Friday, March 18, 2011

Global warming...

I have been busy - but today, the last day of Spring Break, I finally found some time to post these images from our recent 4- person Faculty Show, Oddly Wound Up at the Lawton gallery earlier this semester.  These works are a continuation of the bathing suits, of which I've posted a couple here previously.  This is a set of 5 knitted bikinis designed to follow specific locational knitting traditions; maps and ephemeral research materials are displayed on bulletin boards behind the suits, so people can see where the traditions came from, and get a sense of what the weather might be like in a place where knitting would become a really solid part of the cultural identity - and how global warming could threaten the production of material culture.

If you're from a really small remote place yourself, you'll probably enjoy the fact that Fair Isle is a tiny place in the middle of the North Sea, but their knitting traditions are still prominently represented in fashion today.

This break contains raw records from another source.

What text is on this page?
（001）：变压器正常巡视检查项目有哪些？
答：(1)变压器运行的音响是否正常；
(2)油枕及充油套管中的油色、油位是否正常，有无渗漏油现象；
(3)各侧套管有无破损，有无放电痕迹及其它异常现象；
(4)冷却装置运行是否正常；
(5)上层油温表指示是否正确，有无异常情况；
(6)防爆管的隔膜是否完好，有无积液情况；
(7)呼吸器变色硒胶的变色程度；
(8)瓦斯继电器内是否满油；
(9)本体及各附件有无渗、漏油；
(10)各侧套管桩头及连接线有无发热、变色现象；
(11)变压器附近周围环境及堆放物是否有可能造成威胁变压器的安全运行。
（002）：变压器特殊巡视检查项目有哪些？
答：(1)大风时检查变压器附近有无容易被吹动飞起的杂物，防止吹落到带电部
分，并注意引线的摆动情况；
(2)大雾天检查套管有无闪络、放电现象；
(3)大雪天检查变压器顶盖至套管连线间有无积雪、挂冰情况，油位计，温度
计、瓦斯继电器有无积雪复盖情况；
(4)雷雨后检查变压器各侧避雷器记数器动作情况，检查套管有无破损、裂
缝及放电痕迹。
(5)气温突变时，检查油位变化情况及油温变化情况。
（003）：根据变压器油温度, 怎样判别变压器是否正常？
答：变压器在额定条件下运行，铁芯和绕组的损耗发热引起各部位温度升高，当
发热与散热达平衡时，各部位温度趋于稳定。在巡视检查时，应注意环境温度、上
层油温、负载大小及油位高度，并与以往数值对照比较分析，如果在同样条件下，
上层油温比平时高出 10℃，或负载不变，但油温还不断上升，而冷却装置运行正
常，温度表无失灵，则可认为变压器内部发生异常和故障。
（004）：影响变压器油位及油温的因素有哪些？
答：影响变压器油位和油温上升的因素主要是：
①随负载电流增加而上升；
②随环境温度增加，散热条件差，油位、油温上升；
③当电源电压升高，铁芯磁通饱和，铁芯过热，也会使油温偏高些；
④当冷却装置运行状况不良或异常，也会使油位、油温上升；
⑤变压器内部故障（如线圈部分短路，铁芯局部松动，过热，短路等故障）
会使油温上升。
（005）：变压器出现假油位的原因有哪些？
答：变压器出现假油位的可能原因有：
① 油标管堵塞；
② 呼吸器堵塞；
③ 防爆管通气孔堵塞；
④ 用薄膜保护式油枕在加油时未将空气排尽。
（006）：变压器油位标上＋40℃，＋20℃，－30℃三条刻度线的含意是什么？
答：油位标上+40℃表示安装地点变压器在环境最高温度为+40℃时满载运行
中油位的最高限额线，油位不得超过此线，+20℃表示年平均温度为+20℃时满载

Cowichan bikini, "The Dude" based upon native interpretations of Fair Isle knitting brought over from Europe by the Sisters of St. Anne in 1860.

 Aran, Guernsey Gansey and Fair Isle 'kinis.


 Aran installed next to Cowichan, with maps mounted behind each.

 Guernsey Gansey Tankini with Fair Isle string and Nordkini in background.




Guernsey Gansey Tankini and Fair Isle share a map.


Nordkini.






Map and Nordkini.






Highlighting the Fair Isle String, inspired by Elizabeth Zimmermann, and the Guernsey Gansey Tankini, instructions and visuals from "Knitting the Old Way."








Aran and Cowichan. 









Map dots, ephemera highlighted. 


Just showing off the skirt on the Fair Isle string - Okay, I'm pretty proud of that one. And it was fun to make! 

Tuesday, February 8, 2011

Stabbing, cutting, boiling, slashing, ripping and burning

Today one of my students confessed an attraction to a particular scene in Jeffrey Eugenides' The Virgin Suicides.  "When I read about the girl who baked rat poison into the pie and then her grandmother ate it I couldn't stop laughing." It's only funny in context - the girl had meant to commit suicide and instead had committed homicide. This led to a discussion of a calendar my mom gave me a couple Christmases ago - Edward Gorey's Neglected Murderesses.  My favorite murderess was December - a woman stabbed her daughter-in-law to death with a crochet hook, then used the hook to craft the dead woman's shroud in a snowflake pattern.  Death in textiles is a pretty common thing - Freddie Robbin's Knitted Homes of Crime is a good contemporary example, but there's a lot of death portrayed in the Bayeux Tapestry too - headlessness, impaled horses, really bloody kinds of death.  And what better place to portray violence than in a textile?  After all, everything textile art is, is made with a sharp and pointed object - we wield blades, stab at fabric and yarn, boil pots of color up with caustic solutions and acids, rip stuff up, spend hours twisting and tying and manipulating things to our will. And for those who are faced with a mystery fiber, there's always that search for a match - set it on fire and the make-up of any yarn is revealed. Just yesterday I found a photograph I'd purchased of a man shearing a sheep - one wonders if this is where Sweeney Todd got all his ideas about how to make a man into a pie?

Anyway, there's much research to be done on why in particular women do this sort of thing, and why men in particular often show a tendency to feel uncomfortable in the Textiles studio. Is it that it's too girly, or is it that they prefer violence as a spectator sport?  And why does it bother my spouse when I knit during NFL games on television?